In regia, mentre si ascolta la "messa in onda" con un orecchio solo, si prepara il seguito della trasmissione e capita di chiacchierare - di radio, di calcio, del più e del meno. Quella sera la frase da ricordare la dice un tecnico del suono, non musicista, non musicofilo: "Per me - spiega beato - un Concerto per pianoforte e orchestra è il massimo della musica.
Che meraviglia!". Scambio di sorrisi e, naturalmente, si continua a lavorare, il che significa ascoltare dischi, fare telefonate, correggere la scaletta sempre mentre si sta trasmettendo (e ascolticchiando) il concerto.
Cena con amici, musicisti e musicofili. Si sta bene insieme, il cibo è buono, il vino anche e mi viene in mente di suggerire di mettere su un po' di musica, da tenere in sottofondo. Personalmente allo scopo adoro certi Concerti per pianoforte e orchestra di Mozart e voto per quelli, ma: "No, per piacere non musica classica - mi fanno - perché non dico che stiamo lì a seguire tutte le modulazioni di uno sviluppo, però l'ingresso dei temi o i dialoghi con l'orchestra non possiamo non ascoltarli con attenzione e dunque andrebbe a finire che non potremmo più conversare".
Lì in mezzo, tra chi riesce a godere della musica anche in mezzo al casino e facendo altro e chi invece non riesce ad ascoltare se non con attenzione assoluta, ognuno di noi trova il proprio posto, o i propri diversi, mutevoli posti. E di questo parlano Angelo Foletto e Giorgio Pestelli sull'ultima di copertina, sostenendo la possibilità di esistere di un ascolto musicale distratto o rifiutando categoricamente esperienze d'ascolto considerate illegali.
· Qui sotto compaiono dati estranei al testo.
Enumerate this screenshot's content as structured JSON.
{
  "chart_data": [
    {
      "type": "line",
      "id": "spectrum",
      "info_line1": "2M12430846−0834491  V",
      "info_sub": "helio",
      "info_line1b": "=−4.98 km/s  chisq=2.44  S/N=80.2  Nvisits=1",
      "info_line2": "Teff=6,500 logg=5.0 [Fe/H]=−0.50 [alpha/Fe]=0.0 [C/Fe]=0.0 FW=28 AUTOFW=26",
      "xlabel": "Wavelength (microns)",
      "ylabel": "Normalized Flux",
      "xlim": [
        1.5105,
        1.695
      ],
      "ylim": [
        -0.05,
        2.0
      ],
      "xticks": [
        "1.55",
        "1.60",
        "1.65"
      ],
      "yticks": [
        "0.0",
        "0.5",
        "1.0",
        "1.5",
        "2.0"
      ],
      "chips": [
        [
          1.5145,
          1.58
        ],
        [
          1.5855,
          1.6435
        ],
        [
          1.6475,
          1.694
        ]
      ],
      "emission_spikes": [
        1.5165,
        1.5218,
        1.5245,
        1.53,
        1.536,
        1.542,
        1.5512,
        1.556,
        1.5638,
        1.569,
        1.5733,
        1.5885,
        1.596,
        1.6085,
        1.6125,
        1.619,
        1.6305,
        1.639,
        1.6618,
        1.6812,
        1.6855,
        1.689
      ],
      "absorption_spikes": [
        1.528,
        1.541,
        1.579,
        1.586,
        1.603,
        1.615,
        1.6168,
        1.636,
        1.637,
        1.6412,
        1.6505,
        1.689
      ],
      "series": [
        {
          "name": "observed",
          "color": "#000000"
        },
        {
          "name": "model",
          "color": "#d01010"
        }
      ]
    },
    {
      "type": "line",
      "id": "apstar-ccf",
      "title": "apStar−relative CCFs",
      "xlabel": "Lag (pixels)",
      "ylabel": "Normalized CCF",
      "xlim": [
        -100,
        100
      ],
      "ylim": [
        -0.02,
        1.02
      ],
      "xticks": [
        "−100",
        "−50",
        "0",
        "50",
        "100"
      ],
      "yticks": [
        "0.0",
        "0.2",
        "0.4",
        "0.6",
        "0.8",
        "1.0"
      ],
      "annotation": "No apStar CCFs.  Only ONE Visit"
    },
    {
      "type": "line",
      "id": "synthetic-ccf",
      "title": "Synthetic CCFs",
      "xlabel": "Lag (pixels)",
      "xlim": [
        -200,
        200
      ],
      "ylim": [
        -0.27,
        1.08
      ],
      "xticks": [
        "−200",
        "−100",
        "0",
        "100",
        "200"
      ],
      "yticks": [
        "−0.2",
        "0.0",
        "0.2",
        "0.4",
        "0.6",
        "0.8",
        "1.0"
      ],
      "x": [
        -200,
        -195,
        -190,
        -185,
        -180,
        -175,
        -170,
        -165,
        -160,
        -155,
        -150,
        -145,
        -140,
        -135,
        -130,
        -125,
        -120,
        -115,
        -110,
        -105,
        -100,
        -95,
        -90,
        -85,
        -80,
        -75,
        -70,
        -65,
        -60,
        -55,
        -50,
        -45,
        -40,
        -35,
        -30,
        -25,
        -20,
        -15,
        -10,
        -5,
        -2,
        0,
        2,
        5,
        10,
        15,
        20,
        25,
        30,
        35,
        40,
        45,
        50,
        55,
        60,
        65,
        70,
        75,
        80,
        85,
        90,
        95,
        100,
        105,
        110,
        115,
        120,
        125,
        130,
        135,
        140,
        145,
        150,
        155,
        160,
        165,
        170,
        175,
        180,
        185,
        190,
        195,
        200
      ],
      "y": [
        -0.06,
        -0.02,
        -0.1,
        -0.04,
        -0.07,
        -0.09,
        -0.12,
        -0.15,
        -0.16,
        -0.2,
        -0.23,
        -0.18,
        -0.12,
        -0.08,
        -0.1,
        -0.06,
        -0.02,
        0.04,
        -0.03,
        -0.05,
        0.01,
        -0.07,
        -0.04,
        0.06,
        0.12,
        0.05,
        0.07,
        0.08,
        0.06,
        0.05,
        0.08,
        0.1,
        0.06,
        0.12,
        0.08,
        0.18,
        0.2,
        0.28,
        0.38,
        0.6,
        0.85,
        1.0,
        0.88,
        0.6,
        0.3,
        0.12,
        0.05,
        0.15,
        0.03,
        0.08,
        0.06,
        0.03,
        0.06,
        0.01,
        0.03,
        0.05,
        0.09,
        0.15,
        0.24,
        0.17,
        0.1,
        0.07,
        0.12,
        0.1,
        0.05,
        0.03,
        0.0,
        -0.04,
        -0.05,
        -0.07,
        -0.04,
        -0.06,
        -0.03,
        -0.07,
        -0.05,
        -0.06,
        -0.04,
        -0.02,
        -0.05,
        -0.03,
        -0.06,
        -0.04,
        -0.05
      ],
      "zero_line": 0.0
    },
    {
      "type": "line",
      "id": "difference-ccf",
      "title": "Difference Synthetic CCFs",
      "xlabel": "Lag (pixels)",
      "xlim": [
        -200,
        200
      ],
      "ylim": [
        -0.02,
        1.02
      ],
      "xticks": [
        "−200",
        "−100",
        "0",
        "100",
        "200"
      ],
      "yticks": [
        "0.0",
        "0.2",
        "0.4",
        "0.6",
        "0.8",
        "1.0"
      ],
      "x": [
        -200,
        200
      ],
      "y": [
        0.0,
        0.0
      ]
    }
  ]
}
È un tema interessante. Io, ad esempio, quando in sala da concerto mi imbarco nell'ascolto di una sinfonia di Bruckner (o di una sonata di Schumann o di un quartetto di Beethoven), metto in conto che un po' ascolterò con attenzione, magari lasciandomi persino andare a quell'ascolto tecnico che chi fa il compositore si porta sempre dietro, e un po' penserò ad altro, perché la vita ha ritmi suoi, non più in sintonia con quelli dell'Ottocento, e quindi dopo un po' mi distraggo, poi torno ad ascoltare, poi mi distraggo di nuovo e così via. Non mi capita con musica nuova, dove gioca il fascino della scoperta e allora raramente perdo l'attenzione, ma con pagine già sentite il mio ascolto, mediamente, è fluttuante. E allora, a pensarci, a un ascolto di sottofondo mi sono addestrato paradossalmente proprio in sala da concerto. Altri invece, evidentemente, seguono un concerto in tutt'altro modo e ascoltano persino i dischi con una sacralità a me sconosciuta. Magari, chissà, godendone di più.
Voi che cosa ne pensate? Come ascoltate la musica?